Using revenue market share and subscription base figures as a method to understand market dominance, RJio cannot at present be classified as a dominant operator. As per the provisions of the Competition Act, RJio cannot be said to be indulging in predatory pricing. However, RJio’s behaviour and the manner of its entry into country’s telecommunications industry may certainly be considered as predatory for a few specific reasons.
One, the manner in which it acquired the BWA/4G spectrum in 2010 and the fact that it doubly benefited when the government changed its rules retrospectively to allow operators to provide both voice calls and data services on the same spectrum.
Two, RJio has also benefited from an unfair cost advantage as the spectrum usage charges (SUC) have remained unchanged and are not in line with the SUC paid by incumbent operators who offer similar services on their respective 2G, 3G and 4G technology platforms.
Three, the propagation of “free” voice calling may mislead consumers who might end up paying more for RJio’s services than they would pay for similar services provided by other operators given the fact that RJio is entirely data centric and only works on 4G LTE and 4G-VoLTE mobile handsets.
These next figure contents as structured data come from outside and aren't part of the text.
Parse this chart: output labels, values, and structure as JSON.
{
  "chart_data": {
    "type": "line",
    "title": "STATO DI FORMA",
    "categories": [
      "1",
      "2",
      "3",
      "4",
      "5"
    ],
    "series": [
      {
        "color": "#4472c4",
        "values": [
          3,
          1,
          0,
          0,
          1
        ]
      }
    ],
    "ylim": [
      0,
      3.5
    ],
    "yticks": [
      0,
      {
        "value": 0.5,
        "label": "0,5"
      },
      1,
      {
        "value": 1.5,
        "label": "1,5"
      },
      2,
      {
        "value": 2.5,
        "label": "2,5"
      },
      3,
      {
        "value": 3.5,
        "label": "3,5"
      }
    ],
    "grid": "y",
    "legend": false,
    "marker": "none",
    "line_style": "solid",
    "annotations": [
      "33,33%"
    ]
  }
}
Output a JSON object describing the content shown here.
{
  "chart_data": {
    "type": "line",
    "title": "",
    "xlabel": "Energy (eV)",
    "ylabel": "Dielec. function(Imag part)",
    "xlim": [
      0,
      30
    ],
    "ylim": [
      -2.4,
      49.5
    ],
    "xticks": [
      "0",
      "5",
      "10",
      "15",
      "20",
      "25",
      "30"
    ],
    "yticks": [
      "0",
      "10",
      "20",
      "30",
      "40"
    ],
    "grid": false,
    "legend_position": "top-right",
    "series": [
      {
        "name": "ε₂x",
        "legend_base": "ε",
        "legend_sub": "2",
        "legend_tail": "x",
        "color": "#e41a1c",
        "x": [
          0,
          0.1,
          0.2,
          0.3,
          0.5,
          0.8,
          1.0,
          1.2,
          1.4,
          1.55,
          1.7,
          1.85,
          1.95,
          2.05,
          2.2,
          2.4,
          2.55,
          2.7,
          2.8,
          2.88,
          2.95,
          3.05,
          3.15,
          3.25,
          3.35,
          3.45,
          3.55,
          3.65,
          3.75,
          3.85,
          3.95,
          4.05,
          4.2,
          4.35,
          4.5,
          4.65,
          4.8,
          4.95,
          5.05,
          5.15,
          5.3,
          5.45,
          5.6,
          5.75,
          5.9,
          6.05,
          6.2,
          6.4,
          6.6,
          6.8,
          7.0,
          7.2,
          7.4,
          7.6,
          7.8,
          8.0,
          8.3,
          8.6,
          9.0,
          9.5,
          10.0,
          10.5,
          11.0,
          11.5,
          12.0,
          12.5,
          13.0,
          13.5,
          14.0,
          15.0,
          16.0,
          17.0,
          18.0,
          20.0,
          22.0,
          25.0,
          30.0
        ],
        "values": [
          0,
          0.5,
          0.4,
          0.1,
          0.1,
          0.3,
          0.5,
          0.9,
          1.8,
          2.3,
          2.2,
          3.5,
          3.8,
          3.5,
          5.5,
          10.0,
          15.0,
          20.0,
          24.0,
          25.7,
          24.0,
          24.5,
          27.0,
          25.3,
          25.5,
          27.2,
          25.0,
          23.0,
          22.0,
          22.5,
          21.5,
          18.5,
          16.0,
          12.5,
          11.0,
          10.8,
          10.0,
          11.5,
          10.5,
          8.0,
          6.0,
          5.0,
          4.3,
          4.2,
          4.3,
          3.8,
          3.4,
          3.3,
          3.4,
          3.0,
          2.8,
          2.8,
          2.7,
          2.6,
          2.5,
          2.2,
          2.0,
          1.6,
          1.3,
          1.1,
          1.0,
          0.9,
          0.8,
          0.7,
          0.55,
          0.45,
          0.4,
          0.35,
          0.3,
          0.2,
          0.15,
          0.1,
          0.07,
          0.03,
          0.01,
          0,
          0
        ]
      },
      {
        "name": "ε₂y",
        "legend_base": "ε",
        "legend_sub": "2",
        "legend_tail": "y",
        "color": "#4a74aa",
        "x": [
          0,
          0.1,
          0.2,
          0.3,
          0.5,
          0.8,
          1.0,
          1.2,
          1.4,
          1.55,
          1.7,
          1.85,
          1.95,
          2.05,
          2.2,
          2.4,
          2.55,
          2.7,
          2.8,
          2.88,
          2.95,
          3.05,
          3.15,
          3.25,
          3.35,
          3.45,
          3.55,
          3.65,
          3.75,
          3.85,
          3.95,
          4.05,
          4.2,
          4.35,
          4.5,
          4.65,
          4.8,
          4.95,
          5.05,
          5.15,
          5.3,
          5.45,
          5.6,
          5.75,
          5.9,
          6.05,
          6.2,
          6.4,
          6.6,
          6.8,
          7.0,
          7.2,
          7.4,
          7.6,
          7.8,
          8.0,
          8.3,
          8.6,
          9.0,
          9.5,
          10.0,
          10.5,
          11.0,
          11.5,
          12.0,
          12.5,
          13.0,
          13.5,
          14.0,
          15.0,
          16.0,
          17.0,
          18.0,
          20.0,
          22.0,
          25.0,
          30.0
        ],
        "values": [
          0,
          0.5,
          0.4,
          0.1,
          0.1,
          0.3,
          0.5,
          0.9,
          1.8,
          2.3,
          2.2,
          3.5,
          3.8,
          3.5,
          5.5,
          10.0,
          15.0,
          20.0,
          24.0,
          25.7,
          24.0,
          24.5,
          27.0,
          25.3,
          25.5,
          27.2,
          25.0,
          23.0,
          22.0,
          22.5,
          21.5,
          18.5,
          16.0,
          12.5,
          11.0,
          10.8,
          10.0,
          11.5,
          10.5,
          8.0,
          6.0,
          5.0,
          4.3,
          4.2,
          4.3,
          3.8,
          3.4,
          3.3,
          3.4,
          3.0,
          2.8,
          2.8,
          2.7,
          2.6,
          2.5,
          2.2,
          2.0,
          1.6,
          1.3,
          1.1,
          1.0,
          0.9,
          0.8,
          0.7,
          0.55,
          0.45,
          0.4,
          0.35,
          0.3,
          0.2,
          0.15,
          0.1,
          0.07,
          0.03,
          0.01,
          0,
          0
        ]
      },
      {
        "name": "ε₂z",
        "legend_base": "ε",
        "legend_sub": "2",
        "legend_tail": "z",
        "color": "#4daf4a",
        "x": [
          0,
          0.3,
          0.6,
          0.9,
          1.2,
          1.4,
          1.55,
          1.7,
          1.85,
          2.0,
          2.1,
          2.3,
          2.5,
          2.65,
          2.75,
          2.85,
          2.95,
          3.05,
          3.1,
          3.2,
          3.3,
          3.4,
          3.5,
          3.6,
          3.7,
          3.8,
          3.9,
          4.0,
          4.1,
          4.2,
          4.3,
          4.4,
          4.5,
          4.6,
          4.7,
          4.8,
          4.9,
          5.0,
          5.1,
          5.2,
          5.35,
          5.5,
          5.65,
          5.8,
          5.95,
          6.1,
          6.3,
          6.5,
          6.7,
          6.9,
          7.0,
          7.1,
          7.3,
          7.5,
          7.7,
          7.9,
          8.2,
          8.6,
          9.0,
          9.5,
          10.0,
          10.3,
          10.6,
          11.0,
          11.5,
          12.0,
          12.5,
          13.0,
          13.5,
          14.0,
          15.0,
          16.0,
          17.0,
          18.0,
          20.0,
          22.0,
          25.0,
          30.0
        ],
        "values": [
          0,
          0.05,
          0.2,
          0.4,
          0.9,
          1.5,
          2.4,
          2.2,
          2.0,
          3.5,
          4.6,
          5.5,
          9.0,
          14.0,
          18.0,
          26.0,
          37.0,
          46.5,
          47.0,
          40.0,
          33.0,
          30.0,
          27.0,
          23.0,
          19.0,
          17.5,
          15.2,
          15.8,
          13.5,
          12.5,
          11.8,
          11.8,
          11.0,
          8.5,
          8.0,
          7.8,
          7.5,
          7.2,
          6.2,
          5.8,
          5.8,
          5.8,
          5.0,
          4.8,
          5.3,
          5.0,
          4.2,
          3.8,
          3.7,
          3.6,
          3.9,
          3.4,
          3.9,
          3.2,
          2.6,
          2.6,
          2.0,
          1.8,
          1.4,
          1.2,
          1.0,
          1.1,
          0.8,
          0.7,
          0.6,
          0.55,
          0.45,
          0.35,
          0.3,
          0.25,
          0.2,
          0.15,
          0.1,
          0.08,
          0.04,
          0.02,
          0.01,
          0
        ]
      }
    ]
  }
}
Four, the timing and sequence of events relating to probable regulatory changes in the IUC regime indicates that RJio is at the right place at the right time—the regulator has been publicly considering changes in specific regulations nearly a month before the commercial launch of RJio and the Reliance Group has in the past displayed an uncanny ability to take advantage of regulatory changes resulting in the playing field becoming far from level.
Mukesh Ambani might believe that RJio has consciously or unconsciously jump-started the inevitable internet revolution in telecommunications in India. A recent survey has indicated that RJio SIMs are being used as a secondary SIM by over half those surveyed (Mint 2016b).
However, the larger internet revolution in telecom is a long way away. What matters now is the manner in which regulatory changes and spectrum auctions take place, as well as how operators interact with one another operationally and politically so that consumer welfare and quality of services are not undermined. As Ambani’s biggest competitor Sunil Mittal has pointed out, predatory pricing will ensue if the IUC regime is made to change fundamentally to give RJio distinct cost and revenue advantages over its rivals. RJio has deployed effective marketing and propaganda techniques to acquire unsuspecting consumers. It has been able to take advantage of ambiguous and lax regulatory processes and systems of oversight. It has arguably not provided technical and operational information with clarity to its customers. RJio’s entry has certainly taken place through predatory behaviour. Whether its pricing is predatory, which could hurt incumbents and consumers in the future, depends on the steps that are taken by the regulatory authority.
All this reads so similar to the 2002 entry of the same company in telecom sector.